Unlike some tourist destinations, such as Palm Springs or Miami Beach, Waikīkī isn’t known for its architecture. And yet, once upon a time, the area was the playground of the architectural vanguard. In 1957, one of Buckminster Fuller’s famous geodesic domes was built as part of what is now Hilton Hawaiian Village. The year before, George “Pete” Wimberly, who went on to design the Sheraton Waikiki—the largest resort in the world in 1971—gave Waikīkī its most iconic structure to date: the hyper-modern, tiki-flavored Waikikian hotel.
This was as bold as Waikīkī ever got, an outgrowth of post-World War II optimism and Hawai‘i’s increasing prominence in the American imagination. In the 1960s, advancements in commercial air travel shortened the flight time from the West Coast to Hawai‘i from nine hours to less than five, making the islands more accessible than ever. Between 1960 and 1970, visitors increased sixfold and began staying for shorter periods. This glut resulted in more utilitarian architecture and also changed what a hotel was. Large suites with full kitchens, once de rigueur, were no longer needed. Hotel rooms shrank accordingly and were perched higher and higher in the sky.
Many of Waikīkī’s iconic structures were torn down to make way for ever-larger resorts. The Waikikian closed in 1996, its fantastical lobby and restaurants demolished over the following years. Fuller’s dome, which had served as a nightclub and venue for performers like Don Ho, came down in 1999. Beachfront property reached such a premium that even tiny parcels were sold off for development. The sliver of land fronting St. Augustine Church, a relic of atomic-age architecture, became a Burger King and an ABC Store, severing the church from the street and beachfront.
Still, a surprising amount of significant works remain. On Kalākaua Avenue, the arching, tessellated, Escher-like façade of Wimberly’s Waikiki Galleria Tower, built in 1966, sits next to Hart Wood’s Asian-influenced S & G Gump Building, which was built in 1927 and is now a Louis Vuitton store. Some of the seemingly unremarkable walk-up apartment buildings have architectural pedigrees of their own, like the uber-retro Darlani Apartments, designed by Lemmon, Freeth, Haines, and Jones, the same architects who would later help realize the Hawai‘i State Capitol.
The neighborhood’s railings alone could fill a coffee table book. They come in wood, steel, iron, and concrete and feature every pattern imaginable: leaves, sails, surfboards. They bend and wave and zig and zag. They are black, white, aquamarine. Like its ubiquitous breezeblocks or characteristic copper signage, Waikīkī’s banisters and balustrades are functional, yet they serve as stylistic flourishes.
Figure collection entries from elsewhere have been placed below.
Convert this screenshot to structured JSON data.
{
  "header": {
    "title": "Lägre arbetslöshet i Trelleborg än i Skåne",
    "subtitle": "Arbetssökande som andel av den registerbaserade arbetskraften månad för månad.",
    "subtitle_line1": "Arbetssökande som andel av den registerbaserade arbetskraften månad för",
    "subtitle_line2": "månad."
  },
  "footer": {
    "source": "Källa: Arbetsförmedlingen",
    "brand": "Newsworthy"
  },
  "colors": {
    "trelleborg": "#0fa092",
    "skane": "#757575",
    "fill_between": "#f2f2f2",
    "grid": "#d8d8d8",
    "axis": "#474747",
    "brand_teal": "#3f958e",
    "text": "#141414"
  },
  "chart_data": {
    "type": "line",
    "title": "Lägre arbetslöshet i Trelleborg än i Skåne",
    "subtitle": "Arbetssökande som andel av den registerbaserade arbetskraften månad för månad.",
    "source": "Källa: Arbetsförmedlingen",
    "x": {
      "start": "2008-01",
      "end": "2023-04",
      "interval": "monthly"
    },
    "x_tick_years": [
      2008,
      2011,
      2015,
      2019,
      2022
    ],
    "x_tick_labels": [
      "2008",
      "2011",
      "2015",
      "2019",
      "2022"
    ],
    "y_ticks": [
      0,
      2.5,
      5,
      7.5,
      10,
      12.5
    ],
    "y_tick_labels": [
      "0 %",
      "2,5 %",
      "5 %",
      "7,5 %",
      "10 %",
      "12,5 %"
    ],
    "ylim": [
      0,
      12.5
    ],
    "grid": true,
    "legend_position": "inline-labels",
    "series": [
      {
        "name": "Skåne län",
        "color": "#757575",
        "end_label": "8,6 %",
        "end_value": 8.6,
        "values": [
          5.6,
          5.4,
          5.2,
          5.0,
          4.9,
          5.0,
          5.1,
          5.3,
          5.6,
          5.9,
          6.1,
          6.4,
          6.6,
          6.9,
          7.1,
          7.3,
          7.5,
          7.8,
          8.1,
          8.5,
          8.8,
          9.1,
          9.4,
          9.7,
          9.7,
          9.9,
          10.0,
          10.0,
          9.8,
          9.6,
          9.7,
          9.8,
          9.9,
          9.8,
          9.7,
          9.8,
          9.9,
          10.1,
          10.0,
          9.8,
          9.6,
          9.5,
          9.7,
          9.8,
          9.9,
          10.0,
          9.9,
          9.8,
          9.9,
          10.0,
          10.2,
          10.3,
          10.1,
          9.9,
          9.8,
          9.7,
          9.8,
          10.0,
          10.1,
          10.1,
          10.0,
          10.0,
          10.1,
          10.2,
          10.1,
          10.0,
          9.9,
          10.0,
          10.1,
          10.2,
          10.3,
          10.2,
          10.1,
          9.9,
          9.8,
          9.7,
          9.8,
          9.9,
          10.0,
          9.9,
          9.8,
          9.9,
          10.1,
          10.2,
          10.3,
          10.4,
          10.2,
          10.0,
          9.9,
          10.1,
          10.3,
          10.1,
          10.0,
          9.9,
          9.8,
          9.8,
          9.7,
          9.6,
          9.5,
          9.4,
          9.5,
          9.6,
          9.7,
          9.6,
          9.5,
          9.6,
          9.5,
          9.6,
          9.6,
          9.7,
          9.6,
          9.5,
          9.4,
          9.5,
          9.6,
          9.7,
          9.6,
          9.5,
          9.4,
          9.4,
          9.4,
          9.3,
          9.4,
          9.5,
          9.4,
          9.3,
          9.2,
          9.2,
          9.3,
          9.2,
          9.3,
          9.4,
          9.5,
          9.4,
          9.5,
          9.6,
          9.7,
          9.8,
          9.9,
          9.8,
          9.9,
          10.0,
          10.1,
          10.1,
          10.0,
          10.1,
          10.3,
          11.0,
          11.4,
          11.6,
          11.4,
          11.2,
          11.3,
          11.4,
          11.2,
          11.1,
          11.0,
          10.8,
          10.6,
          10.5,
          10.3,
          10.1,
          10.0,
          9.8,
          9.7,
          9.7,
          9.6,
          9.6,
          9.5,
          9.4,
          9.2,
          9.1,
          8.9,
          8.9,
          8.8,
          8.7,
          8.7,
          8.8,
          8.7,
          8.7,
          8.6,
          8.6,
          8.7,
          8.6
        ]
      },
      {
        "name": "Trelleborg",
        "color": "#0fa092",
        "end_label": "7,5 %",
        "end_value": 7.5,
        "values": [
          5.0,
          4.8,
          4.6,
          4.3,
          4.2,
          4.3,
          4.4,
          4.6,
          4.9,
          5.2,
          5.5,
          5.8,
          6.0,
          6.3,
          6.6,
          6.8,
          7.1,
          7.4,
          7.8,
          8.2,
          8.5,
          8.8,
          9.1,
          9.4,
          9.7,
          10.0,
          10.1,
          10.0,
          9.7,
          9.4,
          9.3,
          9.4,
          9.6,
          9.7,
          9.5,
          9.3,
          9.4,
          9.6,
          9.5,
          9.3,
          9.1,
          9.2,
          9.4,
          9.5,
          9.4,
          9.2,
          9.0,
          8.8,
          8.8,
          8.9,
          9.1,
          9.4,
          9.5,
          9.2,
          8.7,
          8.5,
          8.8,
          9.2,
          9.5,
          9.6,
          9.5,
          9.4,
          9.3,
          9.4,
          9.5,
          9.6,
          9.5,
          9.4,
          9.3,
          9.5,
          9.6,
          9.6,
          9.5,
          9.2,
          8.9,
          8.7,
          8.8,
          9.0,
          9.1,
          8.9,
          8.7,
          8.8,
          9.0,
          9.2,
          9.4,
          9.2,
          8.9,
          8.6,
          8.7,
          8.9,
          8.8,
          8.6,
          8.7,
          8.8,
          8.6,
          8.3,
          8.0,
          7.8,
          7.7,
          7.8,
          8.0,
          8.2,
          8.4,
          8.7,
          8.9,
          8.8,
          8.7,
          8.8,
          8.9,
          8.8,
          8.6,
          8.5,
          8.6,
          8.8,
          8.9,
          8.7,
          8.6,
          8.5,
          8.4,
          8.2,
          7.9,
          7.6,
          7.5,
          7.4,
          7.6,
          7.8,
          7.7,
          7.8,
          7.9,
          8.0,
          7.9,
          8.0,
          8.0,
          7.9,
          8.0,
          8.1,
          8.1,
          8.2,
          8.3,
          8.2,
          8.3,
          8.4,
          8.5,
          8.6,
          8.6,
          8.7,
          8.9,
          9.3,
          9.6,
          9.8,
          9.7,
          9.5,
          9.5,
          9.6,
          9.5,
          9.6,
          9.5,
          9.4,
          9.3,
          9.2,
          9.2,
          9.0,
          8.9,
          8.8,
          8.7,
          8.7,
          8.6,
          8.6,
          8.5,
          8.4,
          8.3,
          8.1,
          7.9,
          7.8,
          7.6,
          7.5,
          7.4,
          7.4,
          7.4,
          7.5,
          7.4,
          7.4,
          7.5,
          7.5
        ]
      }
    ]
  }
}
At the Kaiulani Court Apartments on the corner of Ka‘iulani Avenue and Kūhiō Avenue, a breadfruit motif is rendered in black wrought iron. Down the road, on Lau‘ula Street, a two-story building is adorned with subtle wood panels depicting banana leaves in relief. Along with lava rock walls and cantilevered lānai—hallmarks of Hawai‘i’s tropical modernism—the railings are symbolic of the designer’s wish to represent the beauty of the islands in the built environment. They give Waikīkī a sense of self.
Today, the old Waikīkī is seeing something of a revival. Building on a worldwide interest in midcentury modern design, boutique hotels have opened in rehabilitated buildings from the 1960s, generating a newfound appreciation for Waikīkī’s midcentury modern architecture. In 2017, the Queen Emma Land Company announced its plans to renovate the low-rise Beachside Apartments, designed in 1959 by pioneering local architect Ernest Hara, along with two other midcentury walk-ups on Kānekapōlei Street.
Like a song full of samples, Waikīkī defies easy categorization, serving up continually surprising textures and juxtapositions. The neighborhood is at its best when it embraces its disparate worlds and clashing styles. The old Waikīkī exists in pockets alongside every other Waikīkī that has come before and after it, and each Waikīkī that is yet to come.